The Korea Federation of Small and Medium Enterprises said it held an on-site talk on rationalizing regulations for small and medium-sized enterprises at the KBIZ Hall of the Korea Federation of Small and Medium Enterprises in Yeouido on the afternoon of the 1st.
The on-site talk was prepared to remove growth hurdles for small and medium-sized enterprises and microbusiness owners caused by outdated regulations and to push forward field-centered regulatory innovation. KBIZ delivered 100 regulatory rationalization tasks identified in the field to the government.
From the government, Prime Minister Kim Min-seok; Kim Yong-soo, Second Deputy Minister of the Office for Government Policy Coordination; Noh Yong-seok, First Vice Minister of the Ministry of SMEs and Startups; Ryu Je-myeong, Second Vice Minister of the Ministry of Science and ICT; Choi Eun-ok, Vice Minister of the Ministry of Education; Moon Sin-hak, Vice Minister of the Ministry of Trade, Industry and Energy; Geum Han-seung, First Vice Minister of the Ministry of Climate, Energy and Environment; and Ryu Hyeon-cheol, head of the Industrial Safety and Health Headquarters at the Ministry of Employment and Labor (MOEL), as well as the Fair Trade Commission, directors-general from regulation-related ministries of the Office for Government Policy Coordination, attended.
From the small and medium-sized enterprise community, Korea Federation of Small and Medium Enterprises Chairman Kim Ki-moon; Korea Specialty contractors association President Yun Hak-su; Korea Mechanical Equipment Construction Association President Jo In-ho; Korean Women Entrepreneurs Association President Park Chang-suk; Korea Federation of Micro Enterprise (KFME) President Song Chi-young; Korea Federation of SMEs Convergence President Kang Hwan-su; Korea Women Venture Association President Seong Mi-suk; and INNOBIZ Association President Jeong Gwang-cheon, along with heads of SME organizations and about 100 chairs of industry-specific SME cooperatives, attended.

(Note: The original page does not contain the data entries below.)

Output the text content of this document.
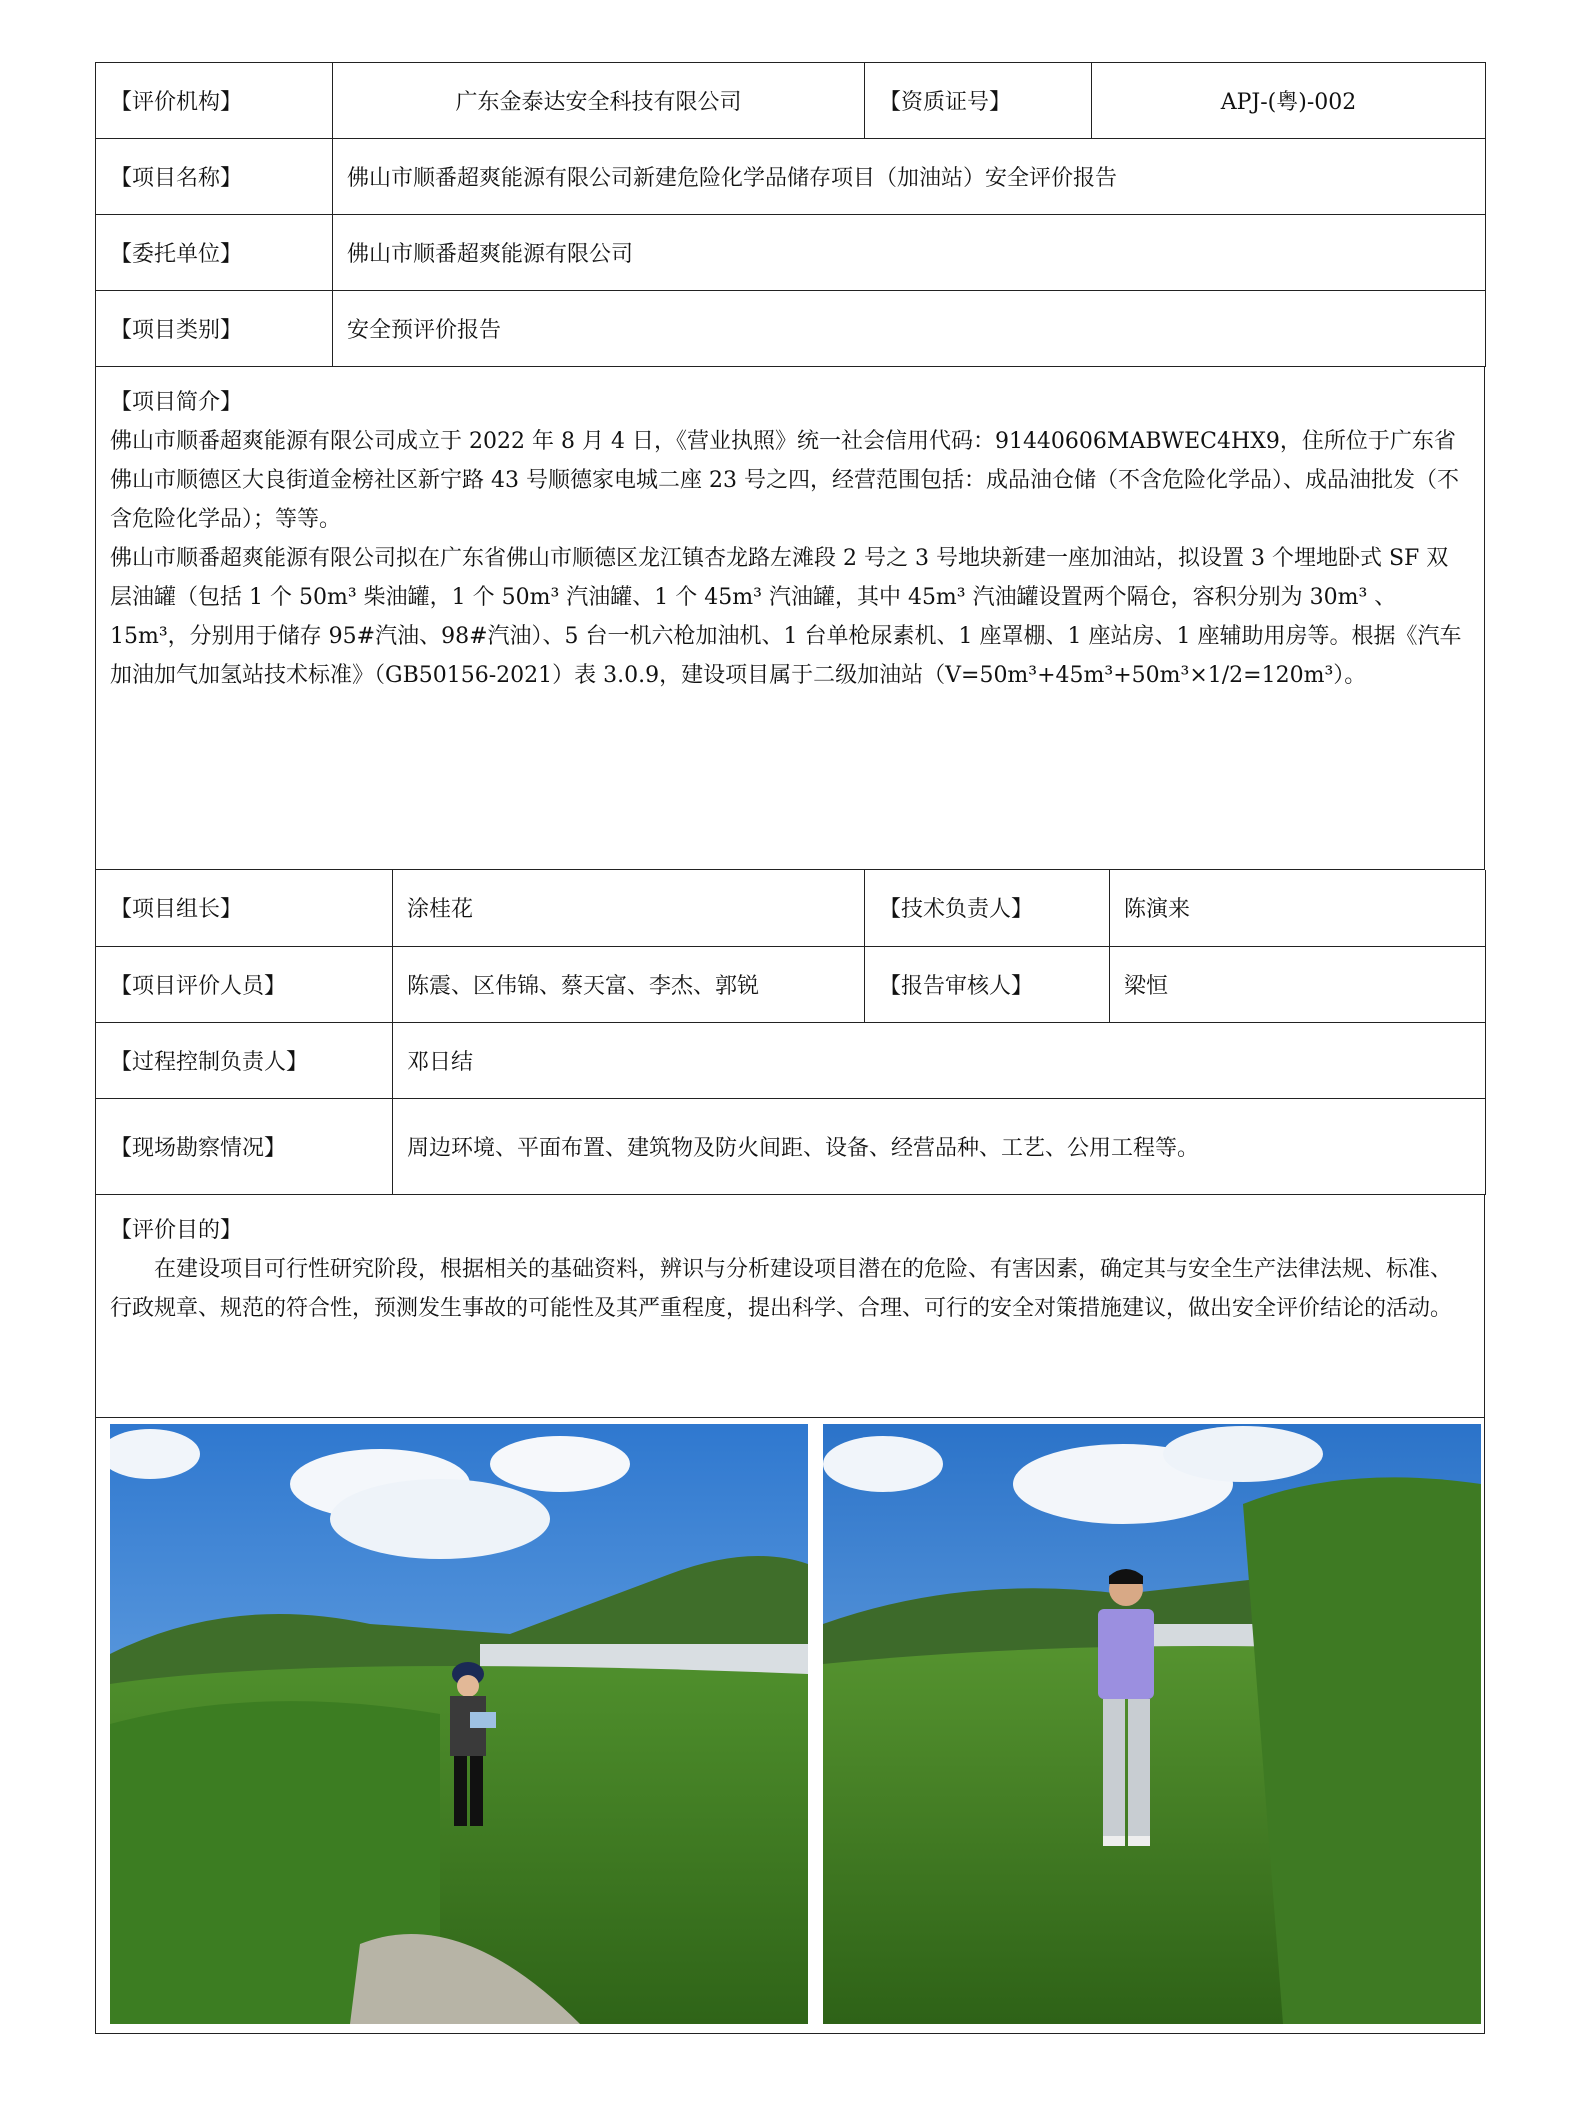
【评价机构】	广东金泰达安全科技有限公司	【资质证号】	APJ-(粤)-002
【项目名称】	佛山市顺番超爽能源有限公司新建危险化学品储存项目（加油站）安全评价报告		
【委托单位】	佛山市顺番超爽能源有限公司		
【项目类别】	安全预评价报告		
【项目简介】
佛山市顺番超爽能源有限公司成立于 2022 年 8 月 4 日，《营业执照》统一社会信用代码：91440606MABWEC4HX9，住所位于广东省佛山市顺德区大良街道金榜社区新宁路 43 号顺德家电城二座 23 号之四，经营范围包括：成品油仓储（不含危险化学品）、成品油批发（不含危险化学品）；等等。
佛山市顺番超爽能源有限公司拟在广东省佛山市顺德区龙江镇杏龙路左滩段 2 号之 3 号地块新建一座加油站，拟设置 3 个埋地卧式 SF 双层油罐（包括 1 个 50m³ 柴油罐，1 个 50m³ 汽油罐、1 个 45m³ 汽油罐，其中 45m³ 汽油罐设置两个隔仓，容积分别为 30m³ 、15m³，分别用于储存 95#汽油、98#汽油）、5 台一机六枪加油机、1 台单枪尿素机、1 座罩棚、1 座站房、1 座辅助用房等。根据《汽车加油加气加氢站技术标准》（GB50156-2021）表 3.0.9，建设项目属于二级加油站（V=50m³+45m³+50m³×1/2=120m³）。
【项目组长】	涂桂花	【技术负责人】	陈演来
【项目评价人员】	陈震、区伟锦、蔡天富、李杰、郭锐	【报告审核人】	梁恒
【过程控制负责人】	邓日结		
【现场勘察情况】	周边环境、平面布置、建筑物及防火间距、设备、经营品种、工艺、公用工程等。		
【评价目的】
在建设项目可行性研究阶段，根据相关的基础资料，辨识与分析建设项目潜在的危险、有害因素，确定其与安全生产法律法规、标准、行政规章、规范的符合性，预测发生事故的可能性及其严重程度，提出科学、合理、可行的安全对策措施建议，做出安全评价结论的活动。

On the day, the SME community delivered 100 regulatory rationalization tasks across 15 areas.
At the on-site roundtable, participants proposed seven items: ◇ introducing a prepayment system for overseas certification projects within the export voucher program ◇ improving the range of public software projects that corporations of different sizes can join ◇ easing rules on establishing contract departments for in-house research institutes of small and medium-sized enterprises ◇ reducing certification burdens for reused batteries to activate a resource-circulating economy ◇ excluding waste stone materials for aggregates from the category of waste ◇ making it mandatory to include industrial safety and health management costs in subcontracted projects ◇ easing restrictions on external capital contributions and overseas investments by corporate venture capital (CVC) of general holding companies.
Seven items were answered on site by the competent ministries, and answers on the remaining 93 will be sent by the Office for Government Policy Coordination after the roundtable.
KBIZ Chairman Kim Ki-moon said, "The world is now seeing increasingly fierce competition in AI and advanced industries amid U.S.-driven tariff hikes and changes in the trade and economic order," adding, "To foster many strong small firms in advanced industries, the regulatory approach must be drastically improved from positive to negative."
Kim added, "Every administration has called for regulatory reform, but unfortunately, interest waned toward the end of their term," and "as the government has emphasized regulatory reform first among the six structural reform areas, we ask that it push regulatory reform consistently to the end."